As lideranças comunitárias e moradores da região do Jacamim, na zona rural de São Luís, estão apreensivas e com medo de perderem as suas propriedades. Muitos deles vivem do plantio, como o de mandioca, e não possuem qualificação nem empregabilidade para conseguirem empregos formais, caso percam o direito de suas terras. Esses moradores também alegam que a região é reconhecida como um assentamento, cujas propriedades estão em vias finais de titulação de terras pelo ITERMA, e que não seria justo perderem esse direito agora.
Toda a tensão é por conta do movimento em curso, que visa a criação da Resex de Tauá – Mirim, e que terá uma consulta pública no IFMA do Monte Castelo nessa sexta – feira (17) às 9h. A Resex (Reserva Extrativista) de Tauá Mirim está localizada numa região formada por 12 comunidades, impactando diretamente comunidades como Jacamim, Embaubal, Amapá e Ilha Pequena e entorno.
Uma Reserva Extrativista (RESEX) é uma área protegida, de domínio público, destinada à preservação da biodiversidade, como rios, florestas e manguezais da região. E quando criada, caso existam terras particulares dentro do perímetro definido para a Reserva, elas são desapropriadas pelo poder público.

Para o Presidente da Associação de Moradores Pais e Mães de Jacamim, Temóteo Amorim, quem mais defende a criação da Resex não mora na região, e não sofre diretamente com o isolamento da área, que segundo ele, tem outras necessidades urgentes, tais como a construção de escolas e postos de saúde, saneamento básico, além de uma ponte para acesso para a comunidade, o que traria de fato, mais qualidade de vida.
“Não somos a favor da Resex porque não acho justo perder o direito das nossas terras que há anos lutamos para manter e que é o que temos para deixar para nossos filhos e netos; e agora ainda corremos o risco de sermos desapropriados. Quem defende a criação dessa Resex, faz isso de longe e não mora aqui, não sofre como a gente, com a falta de escola, de posto de saúde aqui, com a falta de uma ponte que nos leve mais rápido para outros lugares. Quem trabalha fora daqui ou tiver que sair para um posto de saúde para buscar tratamento, hoje precisa atravessar de barco e pagar entre R$ 16,00 a R$ 22,00 só para ir do Jacamim até o Coqueiro, e se for pegar ônibus depois, fica ainda mais caro. O que precisamos aqui não é de Resex, mas de desenvolvimento e de melhores condições de vida. Isso ninguém briga por nós, mas é por isso que lutamos” explica seu Temóteo.

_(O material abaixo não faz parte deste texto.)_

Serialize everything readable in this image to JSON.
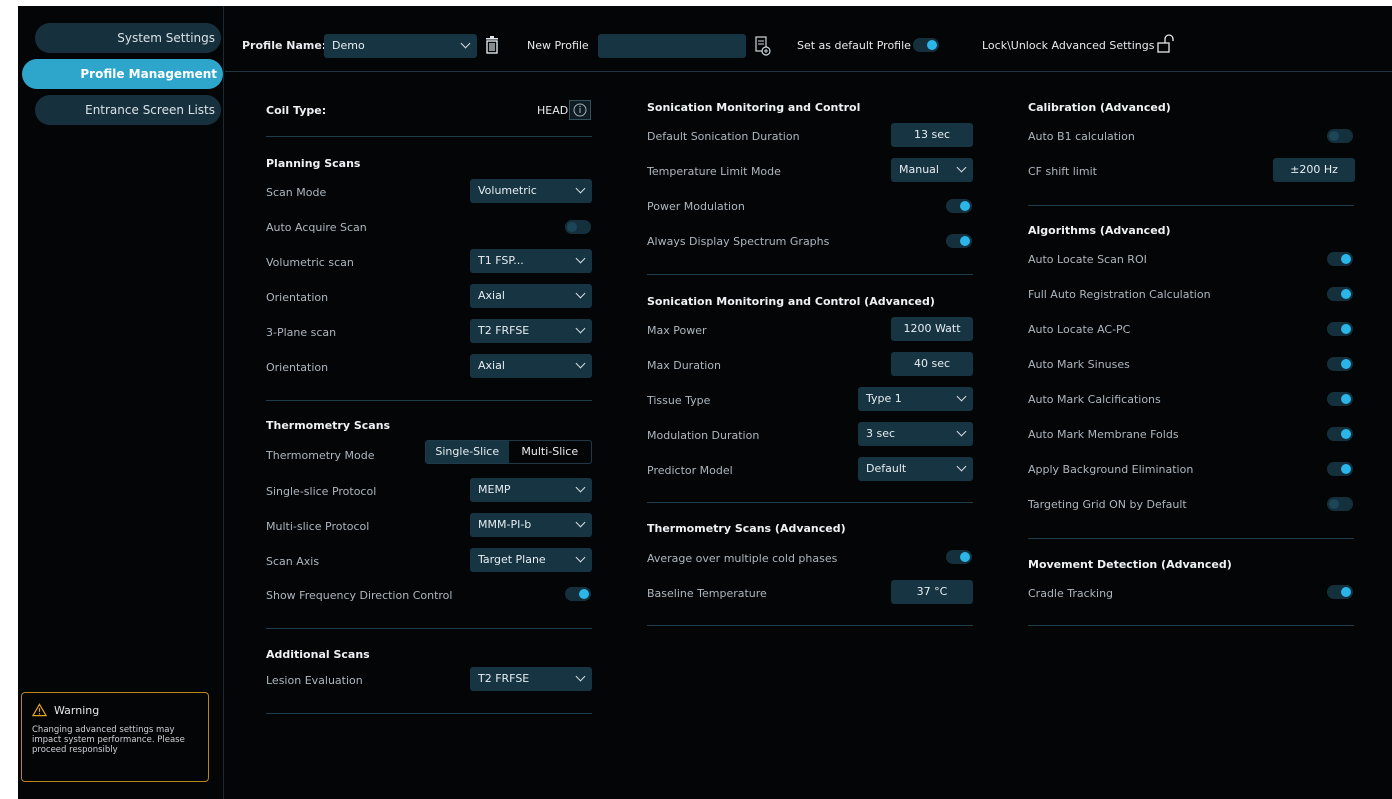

Segundo ele, essa é a opinião de consenso entre todos da Diretoria da Associação de Moradores Pais e Mães de Jacamim. “O que a gente quer é que aqui se desenvolva, como outras regiões da cidade. Não podemos só olhar para a preservação da natureza sem pensar no ser humano. É justo deixar a gente vivendo isolado aqui, e sem qualidade de vida? Isso pode ser bom para quem está no ar-condicionado pensando por nós, mas não para quem mora aqui” desabafa seu Temóteo, que vive do plantio da mandioca na região e se preocupa com seu futuro e de sua comunidade. Ele defende o desenvolvimento da região, com melhores políticas públicas que tirem a comunidade do isolamento em que vivem hoje; além de oportunidades de emprego e renda para as futuras gerações na região.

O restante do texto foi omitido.